AUGUST 29, 2022 — Texas is a crucial stop along the migratory path of the monarch butterfly. The population travels from its summer habitat in the Northern United States and Canada south to Mexico for a warmer refuge during the winter season. Students and faculty in the UTSA College of Sciences (COS) are working to ensure that monarchs have the food they need on their long journey.
The monarch butterfly was recently declared endangered by the International Union for Conservation of Nature (IUCN).
Janis Bush, professor and chair of the COS’ Department of Integrative Biology, is leading a research team that surveyed the Texas landscape for milkweed which is critical to the survival of the monarch. The team has partnered with organizations such as U.S. Fish and Wildlife Services, the Monarch Joint Venture, and the National Butterfly Center.

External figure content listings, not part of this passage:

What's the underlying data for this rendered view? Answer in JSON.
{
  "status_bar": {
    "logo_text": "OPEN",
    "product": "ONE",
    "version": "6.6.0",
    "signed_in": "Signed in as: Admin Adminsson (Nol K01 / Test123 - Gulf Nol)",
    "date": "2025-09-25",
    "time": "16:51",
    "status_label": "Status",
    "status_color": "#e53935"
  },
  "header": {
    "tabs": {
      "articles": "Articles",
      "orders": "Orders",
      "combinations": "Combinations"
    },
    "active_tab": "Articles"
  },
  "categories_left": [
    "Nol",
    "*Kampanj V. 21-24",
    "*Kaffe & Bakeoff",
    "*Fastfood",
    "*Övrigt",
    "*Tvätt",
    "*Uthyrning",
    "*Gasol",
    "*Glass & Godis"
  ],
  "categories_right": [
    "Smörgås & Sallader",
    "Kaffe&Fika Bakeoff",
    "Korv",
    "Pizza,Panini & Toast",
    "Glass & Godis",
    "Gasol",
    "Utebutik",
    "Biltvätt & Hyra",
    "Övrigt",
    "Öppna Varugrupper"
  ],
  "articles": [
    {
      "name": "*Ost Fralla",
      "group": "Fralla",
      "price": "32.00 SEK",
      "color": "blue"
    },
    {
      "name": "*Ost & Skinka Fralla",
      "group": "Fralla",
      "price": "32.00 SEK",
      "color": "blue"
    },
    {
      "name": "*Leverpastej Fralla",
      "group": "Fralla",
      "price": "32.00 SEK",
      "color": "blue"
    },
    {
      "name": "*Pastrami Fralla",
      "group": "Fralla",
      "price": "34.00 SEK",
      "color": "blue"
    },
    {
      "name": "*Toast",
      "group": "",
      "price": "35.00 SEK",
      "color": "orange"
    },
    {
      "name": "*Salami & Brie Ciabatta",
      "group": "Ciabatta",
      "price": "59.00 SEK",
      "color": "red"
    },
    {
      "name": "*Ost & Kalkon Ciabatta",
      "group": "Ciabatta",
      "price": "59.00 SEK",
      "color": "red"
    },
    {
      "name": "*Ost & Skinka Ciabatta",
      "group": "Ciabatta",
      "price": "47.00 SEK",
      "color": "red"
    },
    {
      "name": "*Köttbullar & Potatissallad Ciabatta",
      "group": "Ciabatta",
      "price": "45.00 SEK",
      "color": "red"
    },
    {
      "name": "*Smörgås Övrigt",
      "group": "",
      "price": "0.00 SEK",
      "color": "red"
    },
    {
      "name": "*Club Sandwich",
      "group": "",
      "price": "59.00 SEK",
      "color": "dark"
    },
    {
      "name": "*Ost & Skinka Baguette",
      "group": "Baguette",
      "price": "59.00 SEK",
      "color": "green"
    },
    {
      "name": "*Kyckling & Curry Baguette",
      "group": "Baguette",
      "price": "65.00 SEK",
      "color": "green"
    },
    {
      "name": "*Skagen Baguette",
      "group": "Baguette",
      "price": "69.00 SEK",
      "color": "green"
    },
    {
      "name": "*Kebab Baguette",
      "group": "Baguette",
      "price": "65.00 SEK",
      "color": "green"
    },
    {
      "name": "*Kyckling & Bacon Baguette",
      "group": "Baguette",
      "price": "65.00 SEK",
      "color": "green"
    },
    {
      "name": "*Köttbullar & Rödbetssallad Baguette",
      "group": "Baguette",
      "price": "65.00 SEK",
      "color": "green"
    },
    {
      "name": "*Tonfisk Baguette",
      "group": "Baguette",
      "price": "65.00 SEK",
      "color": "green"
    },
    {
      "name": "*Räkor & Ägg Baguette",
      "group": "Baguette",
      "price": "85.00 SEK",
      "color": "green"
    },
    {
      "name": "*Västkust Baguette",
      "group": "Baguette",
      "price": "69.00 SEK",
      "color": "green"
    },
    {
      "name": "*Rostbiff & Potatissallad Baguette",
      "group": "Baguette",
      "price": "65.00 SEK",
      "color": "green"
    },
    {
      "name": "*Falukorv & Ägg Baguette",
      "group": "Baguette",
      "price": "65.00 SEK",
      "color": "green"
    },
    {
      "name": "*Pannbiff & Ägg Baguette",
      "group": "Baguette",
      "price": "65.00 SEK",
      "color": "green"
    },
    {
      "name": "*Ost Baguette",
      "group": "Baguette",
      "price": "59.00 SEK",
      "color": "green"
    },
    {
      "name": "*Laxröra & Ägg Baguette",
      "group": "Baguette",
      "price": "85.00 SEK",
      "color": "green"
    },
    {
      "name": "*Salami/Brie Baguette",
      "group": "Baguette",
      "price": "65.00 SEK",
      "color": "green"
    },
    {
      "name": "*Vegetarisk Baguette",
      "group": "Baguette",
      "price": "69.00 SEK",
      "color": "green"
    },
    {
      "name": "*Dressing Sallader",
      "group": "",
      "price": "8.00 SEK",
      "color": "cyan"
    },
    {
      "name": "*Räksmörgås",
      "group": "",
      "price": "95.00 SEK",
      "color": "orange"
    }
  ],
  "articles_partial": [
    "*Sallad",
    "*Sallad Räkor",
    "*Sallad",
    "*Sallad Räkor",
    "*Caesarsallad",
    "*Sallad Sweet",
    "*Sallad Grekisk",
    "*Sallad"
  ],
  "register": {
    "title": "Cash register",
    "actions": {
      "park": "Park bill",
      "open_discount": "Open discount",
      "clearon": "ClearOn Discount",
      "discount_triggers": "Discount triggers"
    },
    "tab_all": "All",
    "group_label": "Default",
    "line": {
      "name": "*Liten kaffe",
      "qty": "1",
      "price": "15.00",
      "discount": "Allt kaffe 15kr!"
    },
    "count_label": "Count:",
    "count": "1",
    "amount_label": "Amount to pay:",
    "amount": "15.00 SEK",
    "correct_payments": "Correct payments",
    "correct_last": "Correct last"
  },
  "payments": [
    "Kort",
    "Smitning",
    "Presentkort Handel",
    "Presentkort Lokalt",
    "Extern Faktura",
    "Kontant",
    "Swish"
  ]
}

“Monarchs are pollinators, and pollinators are critical for a healthy landscape and our food supply,” said Bush. “It’s been phenomenal working with people from different states and countries and to see how people come together for a common good. We’re working to ensure Texas is part of the solution and that Texas has a voice as the conservation community works to solve the problem and conserve monarchs. We all have an opportunity to be part of the solution.”
The team estimated the amount of milkweed and nectar plants across the landscape where monarch butterflies migrate. The monarchs make their trek across the state twice a year. They travel north in the spring and south in the winter. On their trip north, the population looks for milkweed to lay its eggs, and the adults need nectar plants for survival. The larva uses the milkweed as a food source for growth. As the monarchs return to the south during the winter months, they seek nectar plants to gain sugar necessary for their journey to Mexico.
“We’ve always focused so much on milkweed, which is vital. You have to have it. But I think it’s important for us to remember that the adults also need other nectar plants as they’re migrating through the state of Texas,” Bush said.
Bush and her team started their effort in 2015. Bush, Julian Chavez ’15, Hector Escobar ’15, Ursula Alvarado-Miller ’14 ’18, Monica Juarez ’17, and several undergraduate students surveyed plants along IH-35 and U.S. 281 from Alice, Texas to Wichita Falls, Texas, and from Pineland to Ozona, Texas. Over three years, they found and documented milkweed on the landscape.
“But one thing that was interesting and a bit concerning: There’s not a lot of milkweed if you move from San Antonio south to Laredo and Eagle Pass,” Bush said. “For the female monarchs to be able to lay their eggs, they really have to make it to either San Antonio or a little bit north of San Antonio.”
This long journey jeopardizes the survival of the population.
Bush explained that milkweed seeds germinate well, but the seedlings are hard to grow. The plants also die back—a process defining how aboveground portions of the plant die, but the roots are still viable.
More importantly, Bush says, patience is key.
“If people are impatient when they see the seedlings die back, they think the plant is dead and will pull it out of the ground. We found is that some of these species will die back and then resprout at the base of the next year or so,” Bush said.
Texas residents who want to support the monarch population should report sightings of monarchs on journeynorth.org
“It’s a great way for people to be involved,” Bush said.